Wednesday, December 29, 2004

Subway Soap Star

I used to work at Subway and I just don't understand these kids that work there these days. When I worked there I would regularly make three or four sandwiches at the same time if they were all going to be on the same order. The thing I hated the most is when a person would order one sandwich and wait until I had wrapped it up and taken off my gloves before they said, "Oh, I have another one." Especially if there was a line waiting. Putting those gloves on is one of those inverse proportion laws. The more people waiting the longer it takes to get them on.

Today I went to Subway for lunch with a couple of my friends. Since I had left my wallet at home today (which I did find on my floor, but not as quickly as I expected. I guess I should probably clean or something.) one of my buddies was covering me for lunch. Of course I tried to help the guy out by saying, "We're going to be together if that makes a difference to you." Apparently it didn't make any difference to him because he made my sandwich, wrapped it up, took off his gloves and was waiting for me near the register until I said, "The two of us are paying together."

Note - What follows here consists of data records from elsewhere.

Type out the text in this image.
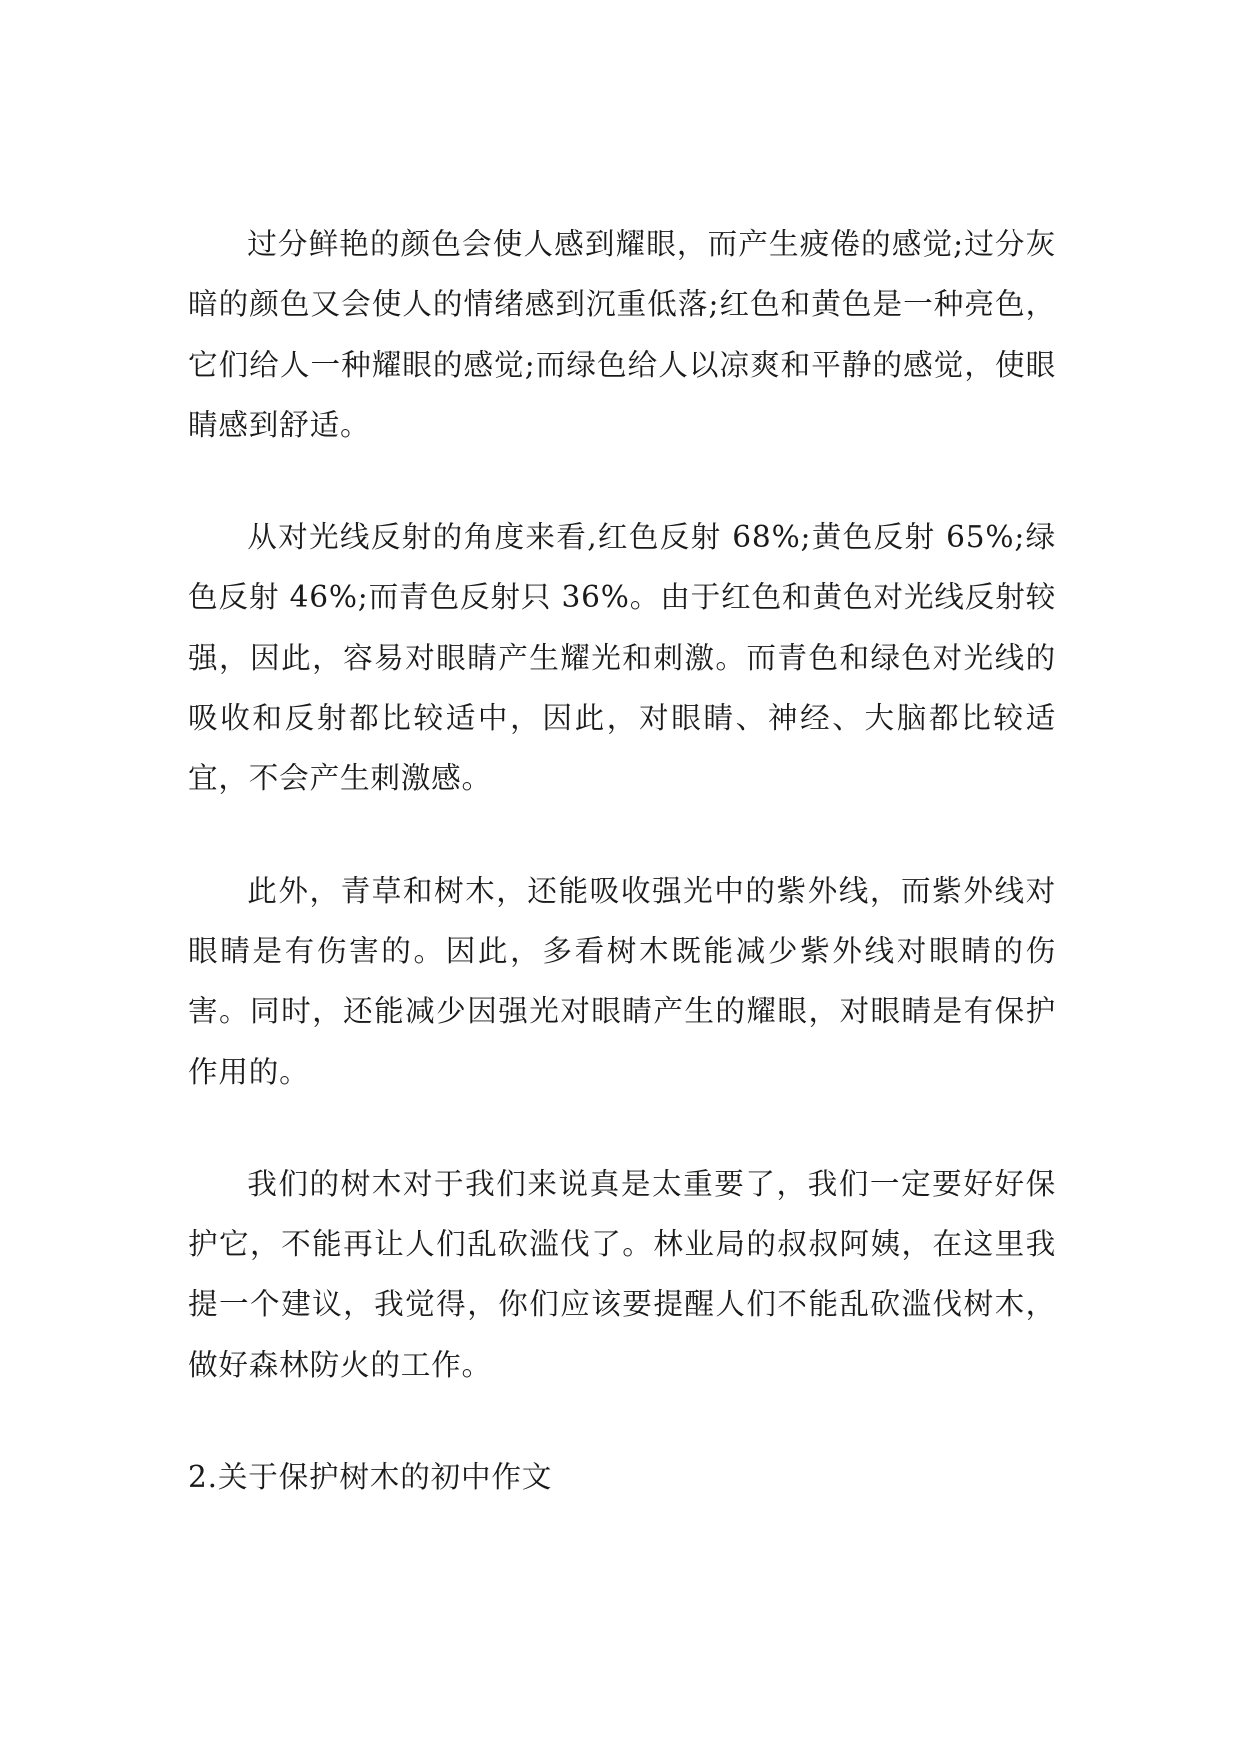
过分鲜艳的颜色会使人感到耀眼，而产生疲倦的感觉;过分灰暗的颜色又会使人的情绪感到沉重低落;红色和黄色是一种亮色，它们给人一种耀眼的感觉;而绿色给人以凉爽和平静的感觉，使眼睛感到舒适。

从对光线反射的角度来看,红色反射 68%;黄色反射 65%;绿色反射 46%;而青色反射只 36%。由于红色和黄色对光线反射较强，因此，容易对眼睛产生耀光和刺激。而青色和绿色对光线的吸收和反射都比较适中，因此，对眼睛、神经、大脑都比较适宜，不会产生刺激感。

此外，青草和树木，还能吸收强光中的紫外线，而紫外线对眼睛是有伤害的。因此，多看树木既能减少紫外线对眼睛的伤害。同时，还能减少因强光对眼睛产生的耀眼，对眼睛是有保护作用的。

我们的树木对于我们来说真是太重要了，我们一定要好好保护它，不能再让人们乱砍滥伐了。林业局的叔叔阿姨，在这里我提一个建议，我觉得，你们应该要提醒人们不能乱砍滥伐树木，做好森林防火的工作。

2.关于保护树木的初中作文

Now I would assume that he just didn't hear me tell him the first time but... Right after I said that one of my pals made a snide comment about us "being together" so I jokingly replied, "Oh, not that we're together...". The Sandwich Artist (if that's what they're still called) said, "Hey that's your thing. It doesn't matter to me."

I love to give people options for why they may have done something, so here they are:

1. He took my statement of "Oh, not that we're together..." as a recant to my original statement and thought I was one of those screwed up customers that can't make up their mind. With those people you just ignore everything they say until they announce "Foot long turkey on wheat bread."

2. He believed I was making a statement about the state of my relationship with my friend and I was asking for his approval. "I don't care. I'll still make you a sandwich."

3. He's a dope.

The girl there is so much more efficient. And she's much nicer to look at. Of course I've never seen her handle four... never mind.

5 comments:

cedia said...

LOFL. This sounds like one of those initial I'm-slowly-coming-out-of-the-closet stories. Kidding. Kidding!

I can almost hear the Subway Artist say that. Too funny. You should've called your friend "sweety" just for the heck of it! LOFL.

Didn't anyone ever tell you women are the better of the sexes? You wanna see her handle four? Next time order four 12inchers. :)

Kicking Bitch said...

Omigod, Cedia! You are so bad!

But having said that, I'll let you all know that I had sex in a Subway Sandwich place's women's restroom once.

Thank you, thank you.

Jay said...

Cedia, I'd rather hear her ask for four footlongs.

Rene, did you use condiments?

cedia said...

You're right, Jay. 4 footlongs sounds so much better.

And I sure do hope Rene used condiments.

Kicking Bitch said...

Uhhhhhhhhhhhhhhhhhhhhhhhhhhhhhhhhhhhh


I honestly can't remember. Given the heat of the particular moment, we probably didn't.